On my recent holiday, I came face to face with a living fossil. Or, as our tour guide called it, a ‘pineosaur’.
I’m talking about the Wollemi pine. It’s an evergreen tree of the conifer family, which, until 1994, was believed to have been extinct for two million years.
Before its miraculous rediscovery in a national park, north-west of Sydney, Australia, it was only known in the fossil record.
It was by chance that an abseiling national park worker, descending into a remote canyon surrounded by tall sandstone cliffs, discovered the trees. David Noble was intrigued by the species – some as tall as 40metres with trunks around 1metre in diameter – which had characteristics of both pines and ferns. He didn’t recognise it, so he grabbed a little sample to examine later. When Noble showed that sample to an expert, who in turn showed it to some more experts – who then returned to the site to gather further samples – they eventually determined it as a new species and genus in the ancient family Araucariaceae.
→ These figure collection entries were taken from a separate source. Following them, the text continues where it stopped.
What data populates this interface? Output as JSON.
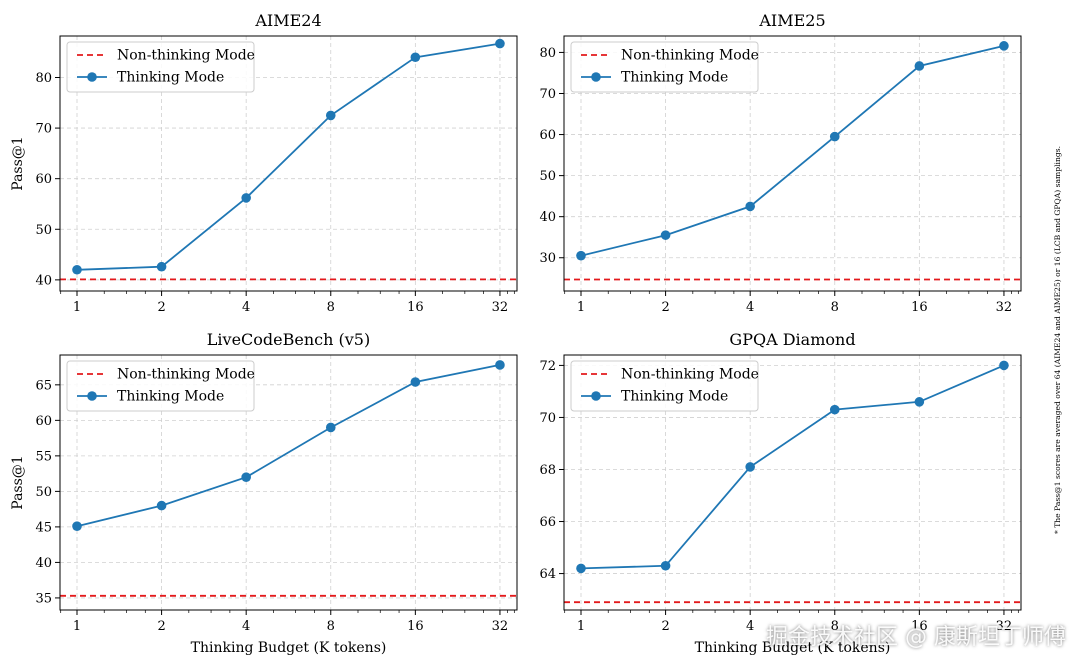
{
  "figure": {
    "footnote": "* The Pass@1 scores are averaged over 64 (AIME24 and AIME25) or 16 (LCB and GPQA) samplings.",
    "watermark": "掘金技术社区 @ 康斯坦丁师傅",
    "colors": {
      "thinking": "#1f77b4",
      "non_thinking": "#e31a1c",
      "grid": "#d0d0d0"
    }
  },
  "chart_data": [
    {
      "type": "line",
      "title": "AIME24",
      "xlabel": "",
      "ylabel": "Pass@1",
      "x_scale": "log2",
      "x": [
        1,
        2,
        4,
        8,
        16,
        32
      ],
      "xlim": [
        0.87,
        36.8
      ],
      "ylim": [
        37.8,
        88.2
      ],
      "yticks": [
        40,
        50,
        60,
        70,
        80
      ],
      "grid": true,
      "legend": "top-left",
      "series": [
        {
          "name": "Non-thinking Mode",
          "style": "dashed",
          "color": "#e31a1c",
          "value": 40.1
        },
        {
          "name": "Thinking Mode",
          "style": "line-marker",
          "color": "#1f77b4",
          "values": [
            42.0,
            42.6,
            56.2,
            72.5,
            84.0,
            86.7
          ]
        }
      ]
    },
    {
      "type": "line",
      "title": "AIME25",
      "xlabel": "",
      "ylabel": "",
      "x_scale": "log2",
      "x": [
        1,
        2,
        4,
        8,
        16,
        32
      ],
      "xlim": [
        0.87,
        36.8
      ],
      "ylim": [
        21.9,
        84.0
      ],
      "yticks": [
        30,
        40,
        50,
        60,
        70,
        80
      ],
      "grid": true,
      "legend": "top-left",
      "series": [
        {
          "name": "Non-thinking Mode",
          "style": "dashed",
          "color": "#e31a1c",
          "value": 24.7
        },
        {
          "name": "Thinking Mode",
          "style": "line-marker",
          "color": "#1f77b4",
          "values": [
            30.5,
            35.5,
            42.5,
            59.5,
            76.7,
            81.6
          ]
        }
      ]
    },
    {
      "type": "line",
      "title": "LiveCodeBench (v5)",
      "xlabel": "Thinking Budget (K tokens)",
      "ylabel": "Pass@1",
      "x_scale": "log2",
      "x": [
        1,
        2,
        4,
        8,
        16,
        32
      ],
      "xlim": [
        0.87,
        36.8
      ],
      "ylim": [
        33.3,
        69.2
      ],
      "yticks": [
        35,
        40,
        45,
        50,
        55,
        60,
        65
      ],
      "grid": true,
      "legend": "top-left",
      "series": [
        {
          "name": "Non-thinking Mode",
          "style": "dashed",
          "color": "#e31a1c",
          "value": 35.3
        },
        {
          "name": "Thinking Mode",
          "style": "line-marker",
          "color": "#1f77b4",
          "values": [
            45.1,
            48.0,
            52.0,
            59.0,
            65.4,
            67.8
          ]
        }
      ]
    },
    {
      "type": "line",
      "title": "GPQA Diamond",
      "xlabel": "Thinking Budget (K tokens)",
      "ylabel": "",
      "x_scale": "log2",
      "x": [
        1,
        2,
        4,
        8,
        16,
        32
      ],
      "xlim": [
        0.87,
        36.8
      ],
      "ylim": [
        62.6,
        72.4
      ],
      "yticks": [
        64,
        66,
        68,
        70,
        72
      ],
      "grid": true,
      "legend": "top-left",
      "series": [
        {
          "name": "Non-thinking Mode",
          "style": "dashed",
          "color": "#e31a1c",
          "value": 62.9
        },
        {
          "name": "Thinking Mode",
          "style": "line-marker",
          "color": "#1f77b4",
          "values": [
            64.2,
            64.3,
            68.1,
            70.3,
            70.6,
            72.0
          ]
        }
      ]
    }
  ]
}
Araucariaceae has fossil representation dating back to at least the Jurassic period (around 200-145 million years ago), when Australia was still part of the Gondwana supercontinent. The trees would have been a common species at the time, but the drying of the climate over millennia has reduced them to just a small grove of survivors.
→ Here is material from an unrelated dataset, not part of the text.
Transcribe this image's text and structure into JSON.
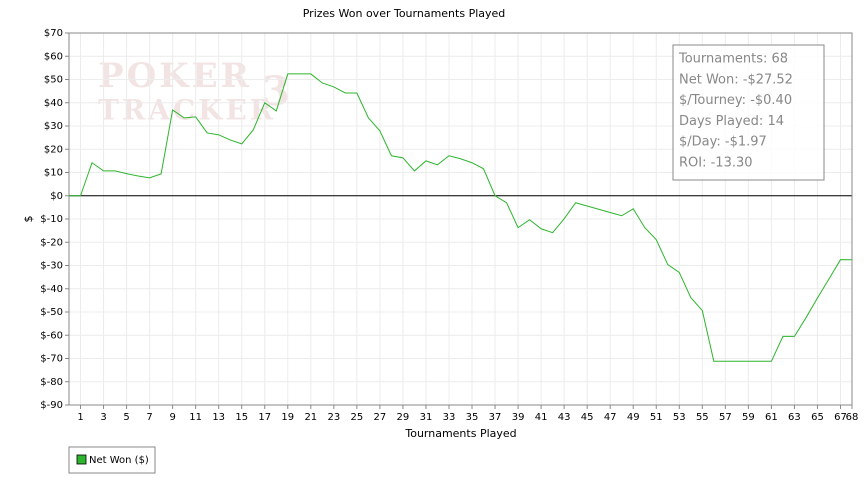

The Wollemi pine was officially described in the March-September 1995 volume of ‘Telopea’, the botanical journal of the National Herbarium of New South Wales. It’s scientific name, Wollemia nobilis, is taken from the location where it was found – Wollemi National Park (from the Aboriginal word ‘wollumii’, which means 'look around you' or 'watch your step') – and its discoverer, David Noble.
Carrick Chambers, then-director of Sydney’s Royal Botanic Garden, described the discovery as “the equivalent of finding a small dinosaur alive on Earth”.
The trees are only known to exist in that remote gorge in the Wollemi National Park. Fewer than 100 mature individuals remain in the wild. Some of them are estimated to be up to a thousand years old.
To protect the pines – which are considered among the oldest and most endangered plants on the planet – their exact location is kept secret. The National Parks and Wildlife Service told me the site has been declared an Asset of Intergenerational Significance “in recognition of the [trees’] extraordinary global significance”.
So precious are the Wollemi pines, that during the 2019-2020 bushfires which swept through the area, a special team of remote area firefighters was deployed to help defend the trees. Images of the surviving green gorge surrounded by charred bushland are incredible.
An innovative model of propagation and distribution has been developed to ensure the long-term survival of the species.
Offspring of the Wollemi pines are now growing in botanic gardens around the world, including Kew in London, and commercial sales are helping fund the conservation of the wild survivors.
That’s right – you can buy a living fossil; a pineosaur of your own! (And yes, I have been in touch with my local Wollemi pine distributor – apparently they do very well in pots and can even be grown indoors!)
Remarkable botanicals
Want a couple more extraordinary examples from the plant kingdom?
Hyperion is the name that’s been given to a 115metre-tall coast redwood (Sequoia sempervirens) located in California's Redwood National Park. It is considered the tallest tree in the world.
A seagrass, Posidonia australis, off the coast of Western Australia, is believed to be the biggest plant on Earth. It covers an area over 200kilometres-square and scientists say it began growing from a single seed around 4,500 years ago.